RI Trisula (504) dikomandani Mayor Pelaut Teddy Asikin Nataatmaja bertugas memantau kawasan Biak-Yapen.

Kapal selam RI Candrasa dikomandani Mayor Pelaut Agus Subroto bertugas memantau kawasan Sorong dan sekitarnya.

Karena kapal- kapal selam itu bertugas mengintai posisi musuh secara rahasia misinya beresiko tinggi.

Sebab kemungkinan untuk bertemu atau ditemukan oleh kapal-kapal perang atau patroli pesawat tempur Belanda cukup besar.

Dalam kondisi seperti itu, pertempuran laut yang diakibatkan oleh bertemunya dua kekuatan juga bisa terjadi.

Namun karena misi utama kapal-kapal selam RI adalah memperoleh data sebanyak mungkin tentang kondisi dan kekuatan kapal perang Belanda di masing-masing pelabuhan dan bukan misi tempur, konflik senjata harus dihindari.

Data kondisi pertahanan di pantai bisa menjadi masukan berharga bagi pasukan yang akan didaratkan melalui operasi amfibi.

Misi pengintaian umumnya berjalan lancar tapi upaya AL Belanda untuk menyergap kapal-kapal selam tetap saja terjadi.

Khususnya ketika kapal-kapal selam RI sedang mengisi baterai dan berlayar di permukaan laut pada dini hari.

Pada saat berada di permukaan laut kapal selam rawan kepergok pesawat Neptune Belanda yang dipersenjatai roket FFAR 70 mm antikapal perang, bom seberat 3.629 kg, bom laut dalam, dan kadang membawa torpedo.

Pada PD II kapal-kapal selam U-Boat Nazi Jerman yang sedang mengisi baterai di siang hari sering mengalami nasib nahas.

Pasalnya pesawat-pesawat tempur Sekutu yang sudah dilengkapi radar pencari sasaran berhasil menemukan U-Boat tiba-tiba datang menyerang.

Dalam hitungan detik, kapal U-Boat yang belum sempat menyelam umumnya berhasil dihancurkan pesawat-pesawat tempur Sekutu.

Berbeda dibandingkan pesawat-pesawat tempur Sekutu pemburu kapal selam, ketika sedang berpatroli pesawat-pesawat itu berada pada posisi yang jauh dari kapal-kapal perang Sekutu.

Dengan dermikian pesawat-pesawat itu tidak bisa memberikan informasi secepatnya kepada kapal-kapal perang Sekutu untuk segera menghancurkan U-Boat.

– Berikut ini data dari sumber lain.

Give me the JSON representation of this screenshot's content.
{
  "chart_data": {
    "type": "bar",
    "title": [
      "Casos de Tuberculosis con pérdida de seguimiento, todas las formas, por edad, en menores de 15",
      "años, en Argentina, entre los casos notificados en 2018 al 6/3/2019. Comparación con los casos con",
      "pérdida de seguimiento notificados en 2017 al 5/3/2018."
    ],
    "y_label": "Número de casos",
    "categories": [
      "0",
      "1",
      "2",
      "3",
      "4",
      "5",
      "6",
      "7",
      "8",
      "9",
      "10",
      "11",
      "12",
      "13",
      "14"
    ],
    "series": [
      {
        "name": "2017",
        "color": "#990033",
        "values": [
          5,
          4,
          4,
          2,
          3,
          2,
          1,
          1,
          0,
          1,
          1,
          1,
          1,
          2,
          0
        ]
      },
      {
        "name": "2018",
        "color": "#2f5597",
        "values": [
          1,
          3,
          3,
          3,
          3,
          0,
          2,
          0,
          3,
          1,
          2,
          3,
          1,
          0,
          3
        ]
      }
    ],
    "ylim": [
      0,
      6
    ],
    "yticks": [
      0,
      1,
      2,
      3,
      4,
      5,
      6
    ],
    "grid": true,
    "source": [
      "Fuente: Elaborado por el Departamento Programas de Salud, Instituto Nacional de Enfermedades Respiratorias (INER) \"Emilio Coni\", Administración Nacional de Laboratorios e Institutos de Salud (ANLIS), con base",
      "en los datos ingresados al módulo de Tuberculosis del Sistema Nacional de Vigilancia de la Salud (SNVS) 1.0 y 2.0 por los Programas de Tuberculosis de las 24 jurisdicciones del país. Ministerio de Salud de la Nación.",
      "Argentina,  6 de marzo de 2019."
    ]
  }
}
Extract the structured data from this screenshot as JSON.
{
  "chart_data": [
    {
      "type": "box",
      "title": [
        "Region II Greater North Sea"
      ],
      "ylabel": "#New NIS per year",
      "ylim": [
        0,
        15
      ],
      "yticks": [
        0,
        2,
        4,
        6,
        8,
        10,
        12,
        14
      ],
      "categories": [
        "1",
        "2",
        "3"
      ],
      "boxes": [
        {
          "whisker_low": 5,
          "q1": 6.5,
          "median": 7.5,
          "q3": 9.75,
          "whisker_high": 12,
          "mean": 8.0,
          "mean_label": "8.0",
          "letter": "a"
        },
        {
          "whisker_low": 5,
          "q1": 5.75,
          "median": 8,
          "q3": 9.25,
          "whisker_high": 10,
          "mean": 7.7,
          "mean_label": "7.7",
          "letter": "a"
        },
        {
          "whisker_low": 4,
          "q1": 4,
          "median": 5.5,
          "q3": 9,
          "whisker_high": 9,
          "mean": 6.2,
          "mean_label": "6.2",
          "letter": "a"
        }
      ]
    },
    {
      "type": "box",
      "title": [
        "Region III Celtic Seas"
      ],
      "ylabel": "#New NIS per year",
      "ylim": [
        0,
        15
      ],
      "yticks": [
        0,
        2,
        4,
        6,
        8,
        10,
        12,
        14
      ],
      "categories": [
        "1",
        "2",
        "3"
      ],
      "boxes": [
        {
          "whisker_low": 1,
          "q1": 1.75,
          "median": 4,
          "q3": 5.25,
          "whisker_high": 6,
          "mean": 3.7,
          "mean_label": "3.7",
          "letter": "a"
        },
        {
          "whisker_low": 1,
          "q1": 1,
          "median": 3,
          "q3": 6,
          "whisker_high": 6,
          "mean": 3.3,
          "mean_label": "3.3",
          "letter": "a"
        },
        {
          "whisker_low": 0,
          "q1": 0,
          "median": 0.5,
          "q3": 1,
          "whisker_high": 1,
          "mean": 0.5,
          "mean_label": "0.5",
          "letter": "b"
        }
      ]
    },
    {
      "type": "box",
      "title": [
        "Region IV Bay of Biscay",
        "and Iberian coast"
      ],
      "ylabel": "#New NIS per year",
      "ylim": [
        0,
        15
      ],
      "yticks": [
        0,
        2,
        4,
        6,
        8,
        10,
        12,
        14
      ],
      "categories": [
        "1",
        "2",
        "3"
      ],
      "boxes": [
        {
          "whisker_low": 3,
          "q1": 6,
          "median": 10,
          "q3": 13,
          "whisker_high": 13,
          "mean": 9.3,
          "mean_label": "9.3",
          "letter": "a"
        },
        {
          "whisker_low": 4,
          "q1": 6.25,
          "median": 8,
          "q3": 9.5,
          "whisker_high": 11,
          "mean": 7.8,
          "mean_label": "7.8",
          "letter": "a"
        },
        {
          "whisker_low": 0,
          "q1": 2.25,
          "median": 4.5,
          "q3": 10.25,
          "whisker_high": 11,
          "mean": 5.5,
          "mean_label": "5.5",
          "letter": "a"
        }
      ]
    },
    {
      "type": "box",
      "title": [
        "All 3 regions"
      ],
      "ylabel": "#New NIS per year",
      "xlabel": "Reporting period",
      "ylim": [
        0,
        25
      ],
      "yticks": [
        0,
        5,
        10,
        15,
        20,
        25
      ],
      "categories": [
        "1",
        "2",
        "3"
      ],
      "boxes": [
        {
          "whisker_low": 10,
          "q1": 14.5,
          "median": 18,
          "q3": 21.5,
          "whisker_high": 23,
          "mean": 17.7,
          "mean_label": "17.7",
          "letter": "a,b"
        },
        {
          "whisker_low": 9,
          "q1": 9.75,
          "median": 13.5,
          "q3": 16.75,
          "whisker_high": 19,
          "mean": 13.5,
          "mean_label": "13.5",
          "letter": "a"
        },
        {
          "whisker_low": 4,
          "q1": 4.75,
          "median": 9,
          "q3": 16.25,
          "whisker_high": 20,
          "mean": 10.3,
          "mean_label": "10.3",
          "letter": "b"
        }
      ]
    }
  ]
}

Tapi sistem pertahanan laut Belanda di Irian Barat saat itu sudah maju dibandingkan sistem pertahanan laut Sekutu pada PD II.

Pertahanan laut Belanda sudah terjalin kerjasama yang rapi antara Neptune dan kapal-kapal perang pemburu kapal selam.

Pertahanan yang saling bersinergi itu pun telah disusun oleh AL Belanda di Irian Barat ketika kapal-kapal selam RI mulai melancarkan operasi penyusupan.

Dengan pola pertahanan yang siap menyergap kapal-kapal selam TNI AL itu maka pergerakkan kapal-kapal selam seperti sedang masuk ke perangkap Belanda.

Khususnya ketika kapal-kapal selam TNI AL sedang muncul ke permukaan untuk men gisi baterai.

Di atas permukaan laut kapal-kapal selam bergerak dengan daya mesin diesel sehingga baterai secara otomatis terisi.

Tenaga dari baterai itu kemudian digunakan oleh kapal selam ketika berada di kedalaman laut.

Salah satu kapal selam TNI AL yang kemudian berhasil dipergoki oleh patroli udara pesawat Neptune dan kapal-kapal perang Belanda adalah RI Nagabanda.

Kapal selam RI Nagabanda yang kemudian dihujani bom-bom penghancur kapal selam oleh kapal-kapal perang Belanda harus berjuang keras selama 36 jam untuk meloloskan diri.